Elections are scheduled for January, but the insurgency has threatened to derail the political process due to the carnage caused by regular car bombings as well as mortar and rocket attacks.
Allawi and his interior and defense ministers have raised the idea of declaring emergency law in parts of Iraq as they seek to crush the insurgency.
Allawi has also asked NATO to train Iraqi security forces.
Iraqi security is expected to a major topic of discussion during the NATO summit in Istanbul today and tomorrow.
The US may not have to send more troops to Iraq, US Secretary of Defense Donald Rumsfeld said yesterday in Istanbul.
"The real task of security is not to flood a country with more and more troops," Rumsfeld told BBC Television from Istanbul.
He said the US Army was making contingency plans for more troops, should commanders in Iraq request reinforcements.
"That does not mean that we will necessarily need them, that means we will do the prudent planning," he added.
Rumsfeld said Washington would have hoped for a better security situation in Iraq after the war but he said he expected the Iraqi people would be able to recapture their country from radical militants he linked to al-Qaeda.
On the wider war on terror and the battle between extremists and radicals, Rumsfeld said it was hard to say who was winning.

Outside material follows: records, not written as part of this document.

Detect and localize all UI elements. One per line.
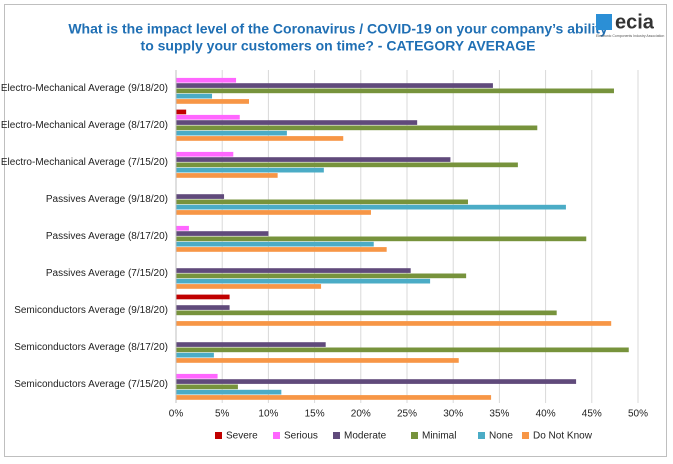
bar: [176, 278, 431, 284]
x-tick-label: 40%: [536, 409, 556, 420]
y-tick-label: Semiconductors Average (8/17/20): [14, 342, 168, 353]
bar: [176, 273, 467, 279]
legend-swatch: [333, 432, 340, 439]
y-tick-label: Electro-Mechanical Average (7/15/20): [1, 157, 168, 168]
bar: [176, 210, 371, 215]
bar: [176, 173, 278, 178]
x-tick-label: 30%: [443, 409, 463, 420]
bar: [176, 93, 213, 99]
bar: [176, 225, 189, 231]
bar: [176, 83, 493, 88]
legend-swatch: [411, 432, 418, 439]
bar: [176, 247, 387, 252]
legend-label: Moderate: [344, 431, 387, 442]
bar: [176, 310, 557, 316]
bar: [176, 120, 418, 125]
logo: ecia Electronic Components Industry Asso…: [596, 11, 664, 38]
logo-text: ecia: [615, 11, 655, 33]
bar: [176, 167, 324, 173]
y-tick-label: Electro-Mechanical Average (8/17/20): [1, 120, 168, 131]
bar: [176, 284, 322, 289]
bar: [176, 305, 230, 310]
bar: [176, 125, 538, 131]
chart-title: What is the impact level of the Coronavi…: [68, 21, 608, 37]
bar: [176, 241, 374, 247]
y-tick-label: Passives Average (7/15/20): [46, 268, 168, 279]
bar: [176, 379, 577, 384]
bar: [176, 99, 249, 104]
x-tick-label: 5%: [215, 409, 230, 420]
y-tick-label: Passives Average (9/18/20): [46, 194, 168, 205]
legend-label: None: [489, 431, 513, 442]
legend-swatch: [273, 432, 280, 439]
x-tick-label: 0%: [169, 409, 184, 420]
bar: [176, 162, 518, 168]
bar: [176, 157, 451, 162]
x-tick-label: 10%: [258, 409, 278, 420]
x-tick-label: 25%: [397, 409, 417, 420]
bar: [176, 194, 225, 199]
legend-label: Serious: [284, 431, 318, 442]
bar: [176, 352, 214, 358]
bar: [176, 321, 612, 326]
bar: [176, 109, 187, 115]
legend-label: Do Not Know: [533, 431, 593, 442]
logo-subtitle: Electronic Components Industry Associati…: [596, 34, 664, 38]
y-tick-label: Semiconductors Average (9/18/20): [14, 305, 168, 316]
bar: [176, 347, 629, 353]
bar: [176, 373, 218, 379]
x-tick-label: 15%: [305, 409, 325, 420]
x-tick-label: 35%: [489, 409, 509, 420]
legend-label: Severe: [226, 431, 258, 442]
bar: [176, 199, 468, 205]
y-tick-label: Electro-Mechanical Average (9/18/20): [1, 83, 168, 94]
bar: [176, 114, 240, 120]
bar: [176, 236, 587, 242]
bar: [176, 136, 344, 141]
chart-title: to supply your customers on time? - CATE…: [141, 38, 536, 54]
y-tick-label: Passives Average (8/17/20): [46, 231, 168, 242]
bar: [176, 88, 614, 94]
bar: [176, 77, 237, 83]
bar: [176, 268, 411, 273]
x-tick-label: 20%: [351, 409, 371, 420]
legend-swatch: [215, 432, 222, 439]
x-tick-label: 50%: [628, 409, 648, 420]
x-tick-label: 45%: [582, 409, 602, 420]
legend-swatch: [478, 432, 485, 439]
bar: [176, 358, 459, 363]
bar: [176, 294, 230, 300]
bar: [176, 389, 282, 395]
legend-swatch: [522, 432, 529, 439]
logo-icon: [596, 14, 612, 30]
legend-label: Minimal: [422, 431, 456, 442]
bar: [176, 384, 238, 390]
bar: [176, 342, 326, 347]
bar: [176, 130, 287, 136]
y-tick-label: Semiconductors Average (7/15/20): [14, 379, 168, 390]
bar: [176, 395, 492, 400]
bar: [176, 204, 566, 210]
bar: [176, 231, 269, 236]
bar: [176, 151, 234, 157]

"Answering the question as to whether we are winning that is a very difficult one," he said.
It was impossible to know how many new recruits were signing up and being trained, Rumsfeld said.
"Unless one knows that, you can't answer the question of if you are winning or losing," he added.
Meanwhile, Turkey's defense minister said his government would not negotiate with terrorists in Iraq who are threatening to behead three Turkish hostages.
Defense Minister Vecdi Gonul made his statement after a meeting with Rumsfeld.
Supporters of Jordanian-born militant Abu Musab al-Zarqawi, a suspected al-Qaeda terrorist, say they will behead the hostages if Turkish companies continue to do business with US occupation forces in Iraq.
``Turkey will not bow to pressure from terrorists,'' private CNN-Turk and TV8 television stations quoted Gonul as saying.
``Turkey will not bow to pressure from terrorists,'' private CNN-Turk and TV8 television stations quoted Gonul as saying.